İlk şiirimi E Dergisi'nde Metin Celâl yayımladı. Ardından bazı dergilerde şiir yayımlamaya devam ettim. Bir gün Adam Sanat'a gittim elimde bir sürü şiirle. Öyle bir odaya düştüm ki, hani "masa da masaymış ha" der ya Edip Cansever, utanmasam "oda da odaymış ha" diyebilirim. Cevat Çapan, Turgay Fişekçi, Hakan Savlı, Roni Margulies ve Semih Gümüş vardı odada. Şiirleri Turgay Fişekçi'ye verdim, "tamam, bakacağız" dedi. Sonra Cevat Hoca çekti aldı birini içlerinden ve "rembetiko yazılmaz, rebetiko yazılır" dedi, düzeltti. Sonra ardı ardına Adam Sanat'ta şiirlerim yayımlanmaya başlandı. Sonra da ilk kitap geldi Adam Yayınları'ndan: "Su Kıyısında Kimse Yoktu". İsmin hikâyesi de ilginç. Bir odada Semih Abi'yle kitaba isim arıyoruz dergide. İlhan Berk geldi, Semih Abi dedi ki "Abi çocuğun kitabına isim arıyoruz". İlhan Berk şiirlerden birini çekti ve az sonra dedi ki, "Bunu yapın isim işte, bu iyi." Bir şiirin bir dizesiydi "Su kıyısında kimse yoktu". Bizim Salı şiir akşamlarımız vardı arkadaşlarımızla birlikte Dam'da yaptığımız.
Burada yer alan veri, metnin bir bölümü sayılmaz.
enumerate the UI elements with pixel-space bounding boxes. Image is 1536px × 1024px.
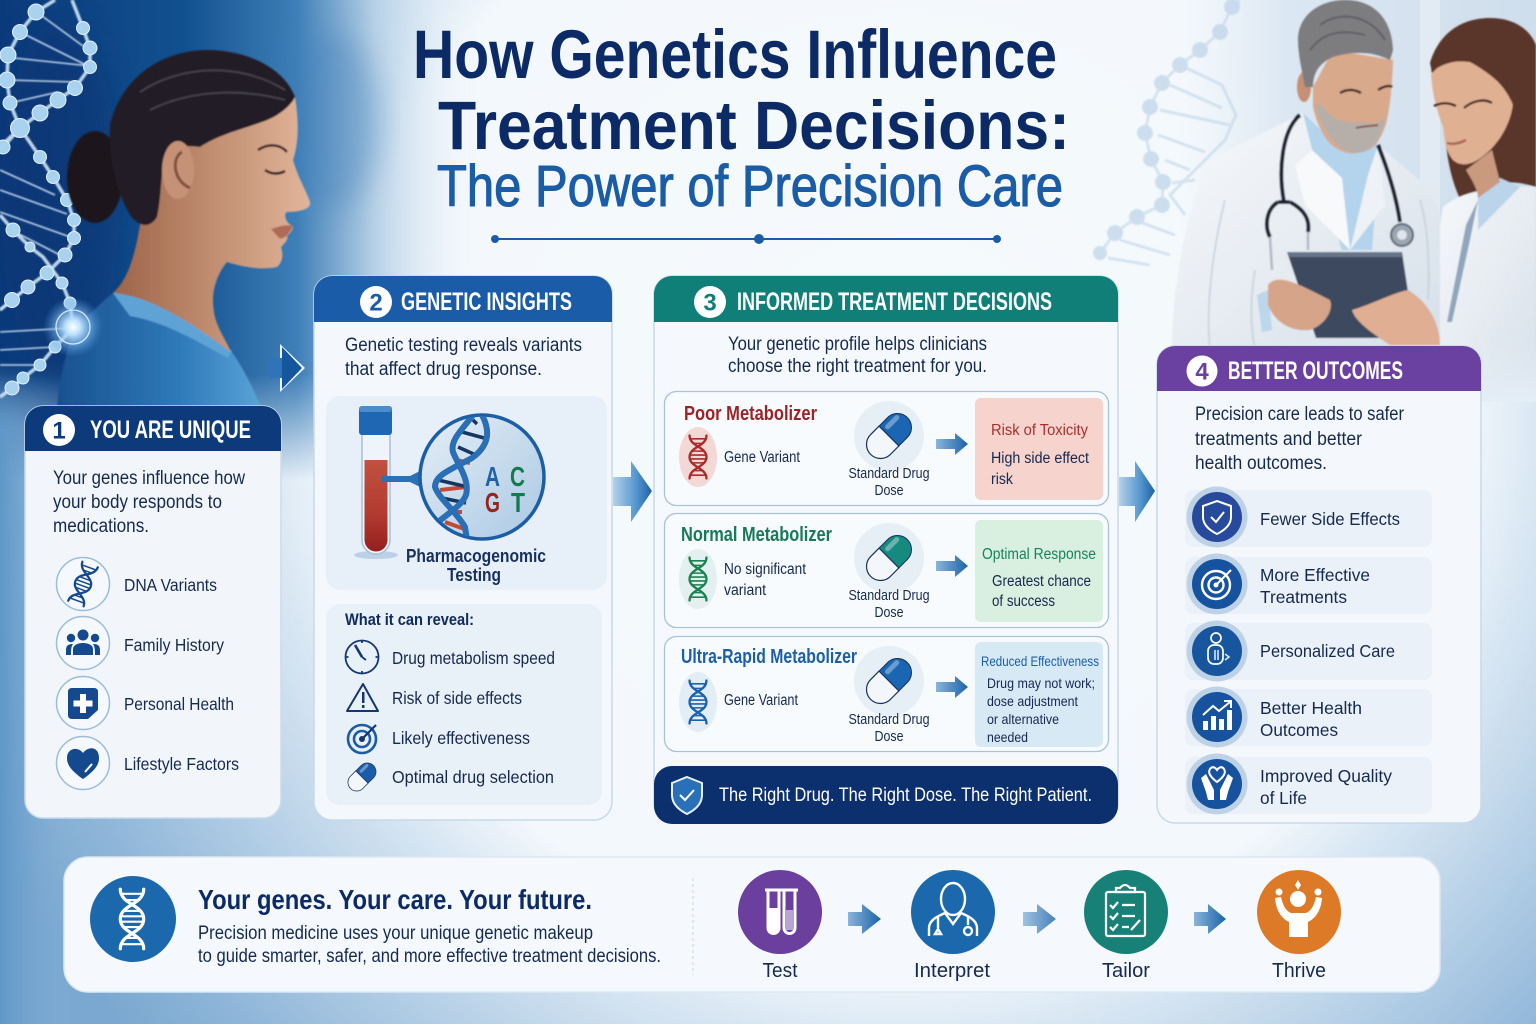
panel 2: genetic insights [314,276,612,820]
icon: teal pill [854,523,924,593]
item: effectiveness: Likely effectiveness [392,728,530,748]
icon: magnifier with DNA: G [485,487,500,518]
row: personalized care: Personalized Care [1260,641,1395,661]
arrow [1194,904,1226,934]
label: pharmacogenomic testing: Testing [447,565,501,585]
header 3 [654,276,1118,322]
row: personalized care [1185,620,1432,682]
label: no significant variant: variant [724,582,767,599]
header 2: 2 [369,290,383,316]
arrow [936,676,968,698]
step: test [738,870,822,982]
illustration: DNA beads [0,4,97,395]
body text 1: Your genes influence how [53,468,245,489]
item: drug selection [344,759,554,795]
card: poor metabolizer: Poor Metabolizer [684,403,817,425]
card: ultra-rapid metabolizer [664,636,1108,752]
label: improved quality of life [1260,766,1392,808]
label: standard dose: Standard Drug [848,466,930,482]
body text 2: Genetic testing reveals variants [345,335,582,356]
item: lifestyle factors [56,736,239,790]
row: better health outcomes [1185,686,1432,748]
illustration: doctors with tablet [1172,0,1536,400]
footer text [198,923,661,967]
footer text: to guide smarter, safer, and more effective treatment decisions. [198,946,661,967]
header 4: BETTER OUTCOMES [1228,357,1403,385]
label: better health outcomes: Outcomes [1260,720,1338,740]
panel: what it can reveal: What it can reveal: [345,610,474,629]
label: pharmacogenomic testing [406,546,546,585]
illustration: patient profile [57,50,310,410]
title: Treatment Decisions: [438,87,1070,164]
result: reduced effectiveness: Drug may not work; [987,675,1095,691]
label: standard dose [848,466,930,499]
label: more effective treatments: More Effective [1260,565,1370,585]
result: optimal response: of success [992,593,1055,610]
step: interpret: Interpret [914,960,990,982]
label: no significant variant [724,561,807,599]
result: reduced effectiveness: Reduced Effectiveness [981,653,1099,669]
label: improved quality of life: Improved Quality [1260,766,1392,786]
label: standard dose: Standard Drug [848,712,930,728]
card: poor metabolizer: Gene Variant [724,449,801,466]
row: improved quality of life [1185,754,1432,814]
result: risk of toxicity [975,398,1103,500]
icon: magnifier with DNA [420,415,544,540]
footer panel [64,857,1440,992]
label: standard dose: Dose [874,483,904,499]
card: normal metabolizer: Normal Metabolizer [681,524,832,546]
card: ultra-rapid metabolizer: Gene Variant [724,692,799,709]
arrow: step 1 to 2 [270,344,305,392]
icon: red DNA [679,427,717,487]
title: How Genetics Influence [413,16,1057,93]
footer heading: Your genes. Your care. Your future. [198,884,592,915]
arrow [936,555,968,577]
result: reduced effectiveness: or alternative [987,711,1059,727]
item: side effects [347,684,522,711]
label: standard dose: Dose [874,605,904,621]
title [413,16,1070,219]
card: normal metabolizer [664,514,1108,628]
body text 3 [728,334,987,377]
header 2 [314,276,612,322]
icon: shield [672,777,702,814]
icon: magnifier with DNA: A [485,461,500,492]
label: more effective treatments: Treatments [1260,587,1347,607]
header 3: 3 [703,290,717,316]
body text 3: Your genetic profile helps clinicians [728,334,987,355]
label: improved quality of life: of Life [1260,788,1307,808]
row: more effective treatments [1185,554,1432,614]
header 1 [25,406,281,451]
body text 1 [53,468,245,537]
body text 1: your body responds to [53,492,222,513]
icon: blue DNA [679,672,717,732]
item: family history: Family History [124,635,224,655]
result: reduced effectiveness: dose adjustment [987,693,1078,709]
body text 4: health outcomes. [1195,453,1327,474]
label: more effective treatments [1260,565,1370,607]
item: side effects: Risk of side effects [392,688,522,708]
item: DNA variants: DNA Variants [124,575,217,595]
header 4 [1157,346,1481,391]
icon: blue pill [854,646,924,716]
arrow: step 2 to 3 [613,461,652,522]
panel 1: you are unique [25,406,281,818]
header 3: INFORMED TREATMENT DECISIONS [737,288,1052,316]
banner: right drug right dose right patient [654,766,1118,824]
result: risk of toxicity: Risk of Toxicity [991,422,1088,439]
coat fade [1481,340,1536,402]
item: drug selection: Optimal drug selection [392,767,554,787]
icon: test tube [354,406,398,559]
illustration: faint DNA helix right [1093,0,1240,265]
label: better health outcomes [1260,698,1362,740]
icon: blue pill [854,401,924,471]
icon: magnifier with DNA: C [510,461,525,492]
card: poor metabolizer [664,392,1108,506]
result: optimal response: Optimal Response [982,546,1096,563]
panel: what it can reveal [326,604,602,805]
illustration: glowing DNA helix [0,0,90,397]
body text 4 [1195,404,1405,474]
item: family history [56,616,224,670]
arrow [1023,904,1056,934]
result: reduced effectiveness: needed [987,729,1028,745]
body text 2: that affect drug response. [345,359,542,380]
label: standard dose: Standard Drug [848,588,930,604]
label: standard dose [848,588,930,621]
arrow [936,433,968,455]
footer text: Precision medicine uses your unique genetic makeup [198,923,593,944]
step: tailor [1084,870,1168,982]
header 4: 4 [1195,358,1209,386]
result: optimal response [975,520,1103,622]
header 1: 1 [52,418,66,444]
body text 2 [345,335,582,380]
label: standard dose: Dose [874,729,904,745]
result: optimal response: Greatest chance [992,573,1091,590]
panel: pharmacogenomic testing [326,396,607,590]
icon: footer DNA [90,876,176,962]
item: metabolism speed [346,640,555,674]
label: pharmacogenomic testing: Pharmacogenomic [406,546,546,566]
label: standard dose [848,712,930,745]
banner: right drug right dose right patient: The Right Drug. The Right Dose. The Right Patient. [719,784,1092,806]
icon: magnifier with DNA: T [511,487,525,518]
result: reduced effectiveness [975,642,1103,747]
step: thrive: Thrive [1272,960,1326,982]
step: interpret [911,870,995,982]
card: ultra-rapid metabolizer: Ultra-Rapid Metabolizer [681,646,857,668]
label: no significant variant: No significant [724,561,807,578]
header 1: YOU ARE UNIQUE [90,416,251,444]
arrow [848,904,881,934]
body text 4: Precision care leads to safer [1195,404,1405,425]
panel 4: better outcomes [1157,346,1481,823]
illustration: glowing node [43,297,103,357]
item: personal health: Personal Health [124,694,234,714]
result: risk of toxicity: risk [991,471,1013,488]
item: metabolism speed: Drug metabolism speed [392,648,555,668]
item: lifestyle factors: Lifestyle Factors [124,754,239,774]
header 2: GENETIC INSIGHTS [401,288,572,316]
body text 1: medications. [53,516,149,537]
result: risk of toxicity: High side effect [991,450,1090,467]
row: fewer side effects: Fewer Side Effects [1260,509,1400,529]
title: The Power of Precision Care [437,154,1063,219]
body text 3: choose the right treatment for you. [728,356,987,377]
step: thrive [1257,870,1341,982]
label: better health outcomes: Better Health [1260,698,1362,718]
body text 4: treatments and better [1195,429,1363,450]
row: fewer side effects [1185,486,1432,548]
arrow: step 3 to 4 [1119,461,1155,522]
item: personal health [56,676,234,730]
item: effectiveness [348,725,530,753]
step: test: Test [762,960,798,982]
step: tailor: Tailor [1102,960,1150,982]
panel 3: informed treatment decisions [654,276,1118,824]
icon: green DNA [679,549,717,609]
title divider [491,234,1001,244]
item: DNA variants [56,558,217,610]
icon: connector [382,470,422,488]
Gencine yaşlısına bakmadan şiir okur, şiir tartışırdık. Şüphesiz ki hepimiz için çok yararlıydı o akşamlar. Şu tuhaf pandemi dönemi bitse de tekrar başlasak diye çok hevesleniyorum.

-İlk şiiri kaleme aldığınızda hissettiğiniz o duygu yaşamınızın hangi alanında gerçekleşti? Mutlak ki, insanı çok sevindiren bir duygudan çıkmıyor şiir genellikle, sizin şiirleriniz de çok mutlu bir şairin şiiri değil çünkü.
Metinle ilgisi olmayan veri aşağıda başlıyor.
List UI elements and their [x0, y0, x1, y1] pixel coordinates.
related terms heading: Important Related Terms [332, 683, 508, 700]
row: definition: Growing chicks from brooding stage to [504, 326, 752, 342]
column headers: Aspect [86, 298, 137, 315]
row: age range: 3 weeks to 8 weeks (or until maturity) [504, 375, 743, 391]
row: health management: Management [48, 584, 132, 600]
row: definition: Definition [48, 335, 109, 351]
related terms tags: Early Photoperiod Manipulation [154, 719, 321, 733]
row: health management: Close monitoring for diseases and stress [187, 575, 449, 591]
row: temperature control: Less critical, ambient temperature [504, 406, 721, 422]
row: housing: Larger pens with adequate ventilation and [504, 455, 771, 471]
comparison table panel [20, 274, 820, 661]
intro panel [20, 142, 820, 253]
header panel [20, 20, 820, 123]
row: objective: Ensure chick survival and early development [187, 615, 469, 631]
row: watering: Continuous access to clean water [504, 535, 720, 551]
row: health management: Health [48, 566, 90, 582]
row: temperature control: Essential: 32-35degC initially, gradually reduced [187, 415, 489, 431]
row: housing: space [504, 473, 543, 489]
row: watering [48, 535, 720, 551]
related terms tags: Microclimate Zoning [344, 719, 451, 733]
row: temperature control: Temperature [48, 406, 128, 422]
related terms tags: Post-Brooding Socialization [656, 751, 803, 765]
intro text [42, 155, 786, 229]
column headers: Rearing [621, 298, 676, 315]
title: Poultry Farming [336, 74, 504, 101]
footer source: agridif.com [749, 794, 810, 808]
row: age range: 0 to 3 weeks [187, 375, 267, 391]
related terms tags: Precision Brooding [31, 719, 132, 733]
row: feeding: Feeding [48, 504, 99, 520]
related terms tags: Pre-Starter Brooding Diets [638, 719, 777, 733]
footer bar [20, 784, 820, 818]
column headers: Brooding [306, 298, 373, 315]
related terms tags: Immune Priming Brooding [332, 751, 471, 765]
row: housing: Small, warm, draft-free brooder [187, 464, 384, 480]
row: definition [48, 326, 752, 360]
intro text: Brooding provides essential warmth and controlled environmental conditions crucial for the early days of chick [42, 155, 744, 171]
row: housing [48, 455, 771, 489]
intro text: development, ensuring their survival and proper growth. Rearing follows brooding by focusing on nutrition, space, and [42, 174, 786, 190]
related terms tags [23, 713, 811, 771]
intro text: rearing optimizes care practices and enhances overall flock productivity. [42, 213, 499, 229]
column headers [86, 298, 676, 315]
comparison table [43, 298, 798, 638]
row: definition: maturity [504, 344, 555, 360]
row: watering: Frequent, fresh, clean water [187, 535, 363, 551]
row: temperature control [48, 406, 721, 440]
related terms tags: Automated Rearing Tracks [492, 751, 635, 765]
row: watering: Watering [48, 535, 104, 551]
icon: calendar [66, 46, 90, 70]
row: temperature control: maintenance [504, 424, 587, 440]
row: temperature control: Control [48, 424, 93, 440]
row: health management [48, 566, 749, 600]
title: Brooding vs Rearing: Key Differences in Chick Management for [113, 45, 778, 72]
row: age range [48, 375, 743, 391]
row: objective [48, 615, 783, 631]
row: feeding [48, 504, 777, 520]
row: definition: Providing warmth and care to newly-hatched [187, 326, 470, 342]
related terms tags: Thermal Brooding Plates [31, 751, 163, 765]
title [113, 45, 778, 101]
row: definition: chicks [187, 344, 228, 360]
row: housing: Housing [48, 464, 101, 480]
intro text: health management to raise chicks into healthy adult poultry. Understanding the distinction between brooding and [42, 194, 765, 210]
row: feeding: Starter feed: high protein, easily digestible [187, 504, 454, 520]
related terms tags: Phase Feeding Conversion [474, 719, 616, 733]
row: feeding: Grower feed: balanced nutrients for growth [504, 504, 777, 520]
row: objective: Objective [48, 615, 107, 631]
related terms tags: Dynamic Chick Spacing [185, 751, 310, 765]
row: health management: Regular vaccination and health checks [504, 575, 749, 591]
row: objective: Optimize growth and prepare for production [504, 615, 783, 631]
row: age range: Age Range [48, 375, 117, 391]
11-12 yaşındaydım. Sanırım ilkokul bitmişti daha. "Dalda yaprağın büyümesini izleyebilir misin? / Yıldızları tutabilir misin ellerinle? / Nasıl çıldırtır insanı yapmak isteyip yapamamak" diye biten bir şiir yazmıştım. Bugün bile ara sıra düşünürüm; 12 yaşında bir çocuk ne yapmak ister de yapamaz ki diye. Bunu bu zamana kadar çok cevapladım ama hâlâ değişmedi, şiirin kalbi, yani benim şiirimin kalbi hüzün ve hep öyle kalacak sanırım. Mutlu zamanlarımda mutluluğu yaşamayı seçiyorum, mutlu olmadığımda o zamanlardan bahsetmeyi… Bu da hüznü getiriyor işte.

- Şiirlerinizde hep bir yolculuk hâli var. Limanlar, otel pencereleri ve tabii bulunduğu yere yerleşik olmayan yabancı bir şair. Gittiği yerlere bu kadar hâkim o "yabancı bakışını' nasıl bu kadar yerleşik biri gibi kullanıyorsunuz?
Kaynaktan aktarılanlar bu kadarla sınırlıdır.